Much of the jockeying we are seeing can be viewed as the fine tuning of a centrist compromise with elements both the right and the left will not like. Putting together such a centrist bargain on health reform is precisely what my home state of Massachusetts did, although it bears noting that while states have their politics, politics at the state level are more pragmatic and less driven by ideological differences than politics in Washington are. Here are some possible elements of a health reform bargain the right and left may not like:

Some Things The Left Would Not Like:

  • It’s not single payer
  • No public plan or a watered down public plan
  • Weaker regulation of insurance than many on the left want
  • A cheaper plan with subsidies that may not go as high up the income ladder as they want
  • Capping the tax preference (mainly labor opposition)

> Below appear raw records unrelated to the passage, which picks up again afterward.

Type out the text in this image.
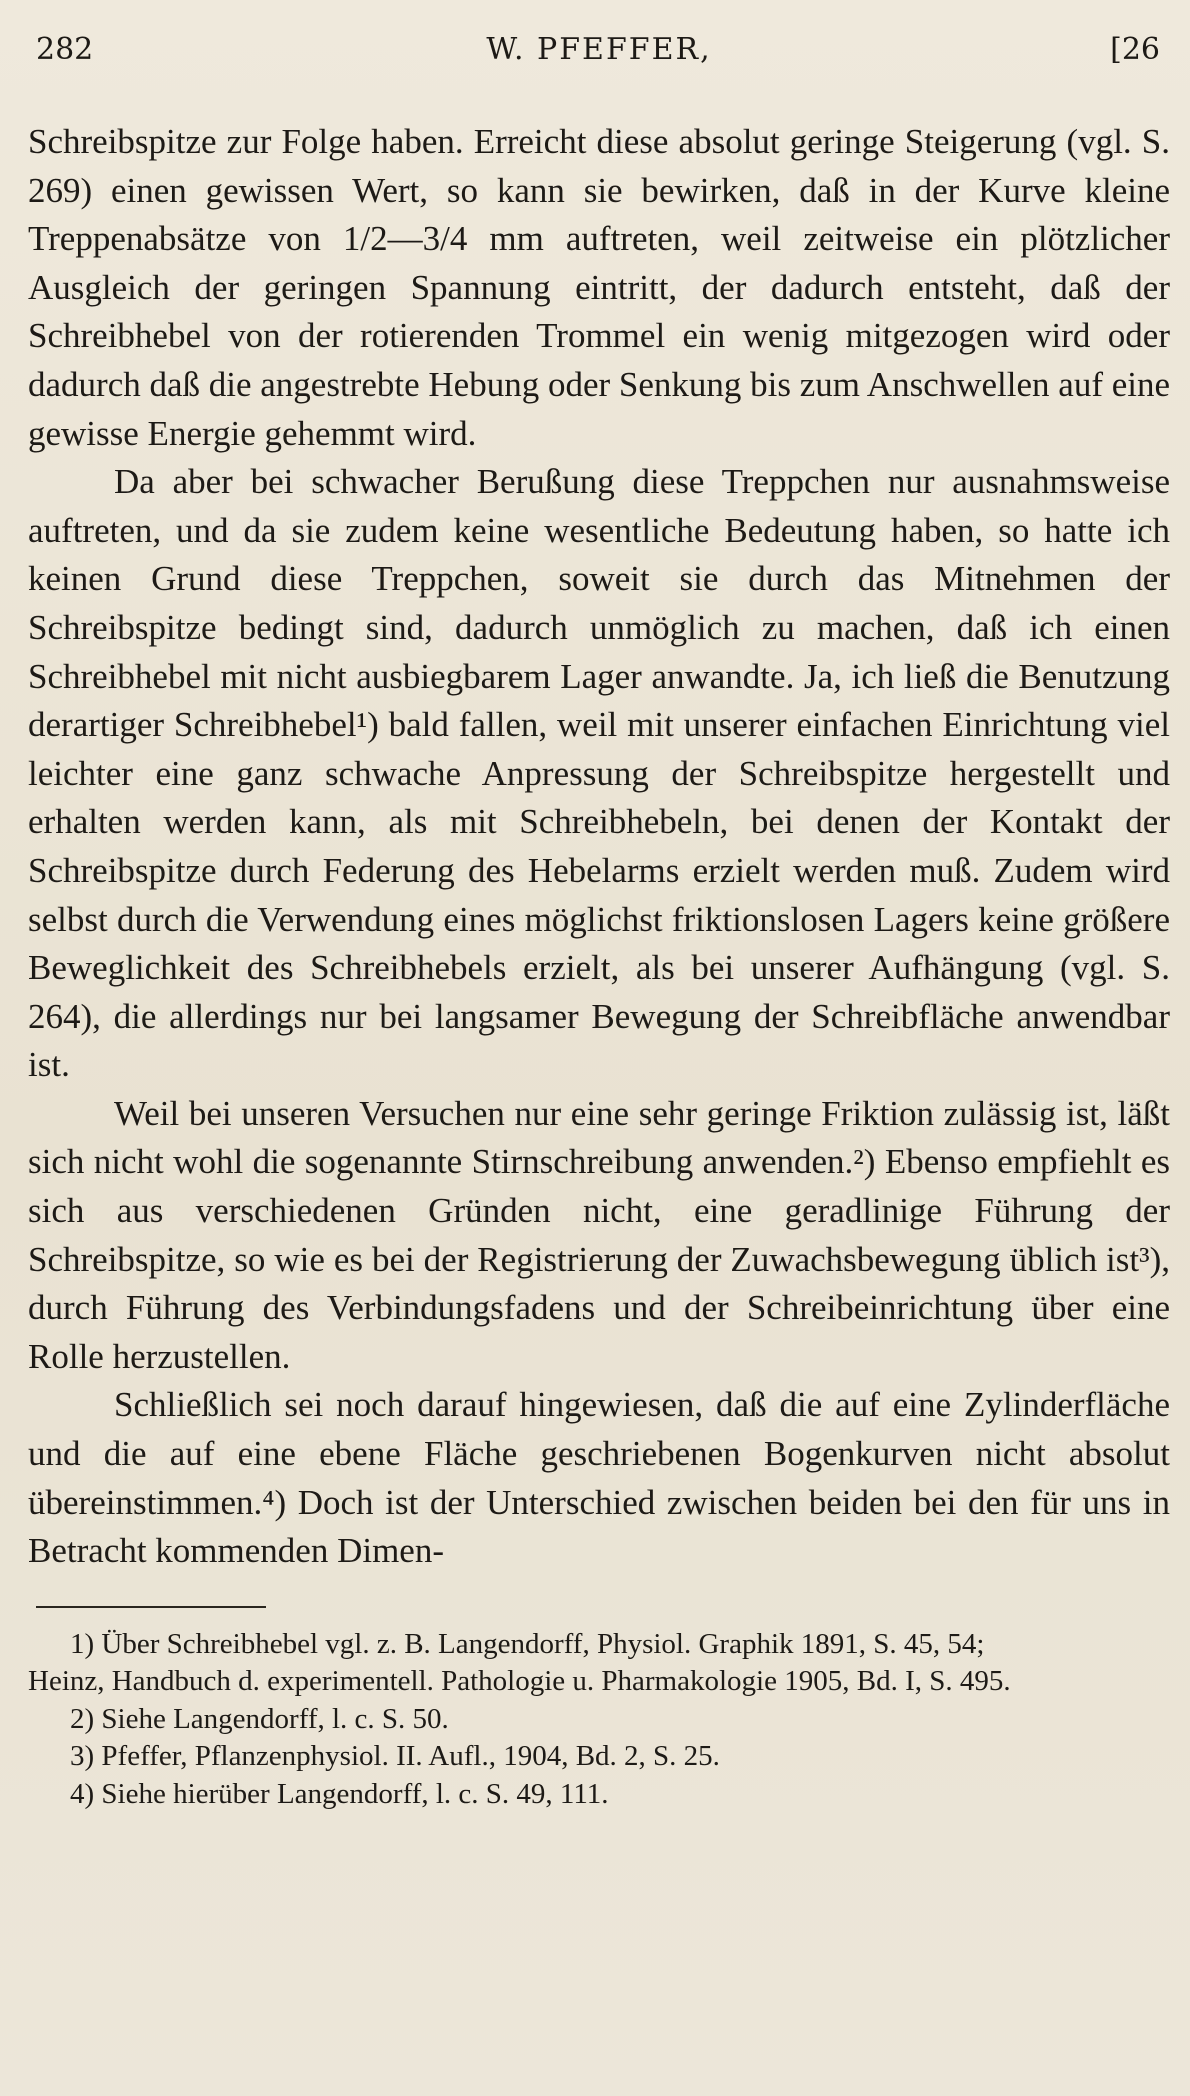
282	W. PFEFFER,	[26

Schreibspitze zur Folge haben. Erreicht diese absolut geringe Steigerung (vgl. S. 269) einen gewissen Wert, so kann sie bewirken, daß in der Kurve kleine Treppenabsätze von 1/2—3/4 mm auftreten, weil zeitweise ein plötzlicher Ausgleich der geringen Spannung eintritt, der dadurch entsteht, daß der Schreibhebel von der rotierenden Trommel ein wenig mitgezogen wird oder dadurch daß die angestrebte Hebung oder Senkung bis zum Anschwellen auf eine gewisse Energie gehemmt wird.

Da aber bei schwacher Berußung diese Treppchen nur ausnahmsweise auftreten, und da sie zudem keine wesentliche Bedeutung haben, so hatte ich keinen Grund diese Treppchen, soweit sie durch das Mitnehmen der Schreibspitze bedingt sind, dadurch unmöglich zu machen, daß ich einen Schreibhebel mit nicht ausbiegbarem Lager anwandte. Ja, ich ließ die Benutzung derartiger Schreibhebel¹) bald fallen, weil mit unserer einfachen Einrichtung viel leichter eine ganz schwache Anpressung der Schreibspitze hergestellt und erhalten werden kann, als mit Schreibhebeln, bei denen der Kontakt der Schreibspitze durch Federung des Hebelarms erzielt werden muß. Zudem wird selbst durch die Verwendung eines möglichst friktionslosen Lagers keine größere Beweglichkeit des Schreibhebels erzielt, als bei unserer Aufhängung (vgl. S. 264), die allerdings nur bei langsamer Bewegung der Schreibfläche anwendbar ist.

Weil bei unseren Versuchen nur eine sehr geringe Friktion zulässig ist, läßt sich nicht wohl die sogenannte Stirnschreibung anwenden.²) Ebenso empfiehlt es sich aus verschiedenen Gründen nicht, eine geradlinige Führung der Schreibspitze, so wie es bei der Registrierung der Zuwachsbewegung üblich ist³), durch Führung des Verbindungsfadens und der Schreibeinrichtung über eine Rolle herzustellen.

Schließlich sei noch darauf hingewiesen, daß die auf eine Zylinderfläche und die auf eine ebene Fläche geschriebenen Bogenkurven nicht absolut übereinstimmen.⁴) Doch ist der Unterschied zwischen beiden bei den für uns in Betracht kommenden Dimen-

1) Über Schreibhebel vgl. z. B. Langendorff, Physiol. Graphik 1891, S. 45, 54;
Heinz, Handbuch d. experimentell. Pathologie u. Pharmakologie 1905, Bd. I, S. 495.
2) Siehe Langendorff, l. c. S. 50.
3) Pfeffer, Pflanzenphysiol. II. Aufl., 1904, Bd. 2, S. 25.
4) Siehe hierüber Langendorff, l. c. S. 49, 111.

Some Things The Right Would Not Like:

  • Mandates, especially employer mandates
  • A new expensive coverage “entitlement”
  • Any form of public plan
  • Expanded government regulation of the health insurance industry and health insurance benefits

It is certainly not the time for groups to stop fighting for positions and ideas they believe in. It is too early in the process and the push and pull from all sides is how our system works. But it is also true that the voices on the edges tend to be stronger, and their beliefs more strongly held than those in the middle who are trying to craft a compromise rather than advance deeply held positions. In the end, however, if legislation passes, the American people will not think about it as liberal, or centrist, or conservative, and they do not have an expert position on what constitutes optimum policy. They will view it through their own more pragmatic lens and ask: will my health care be more affordable now than it was before? The question is not whether the public will go for a deal in the middle, it is whether Washington and Congress as currently structured can, while at the same time satisfying enough of the public that they will come out ahead and holding the remainder of the population harmless.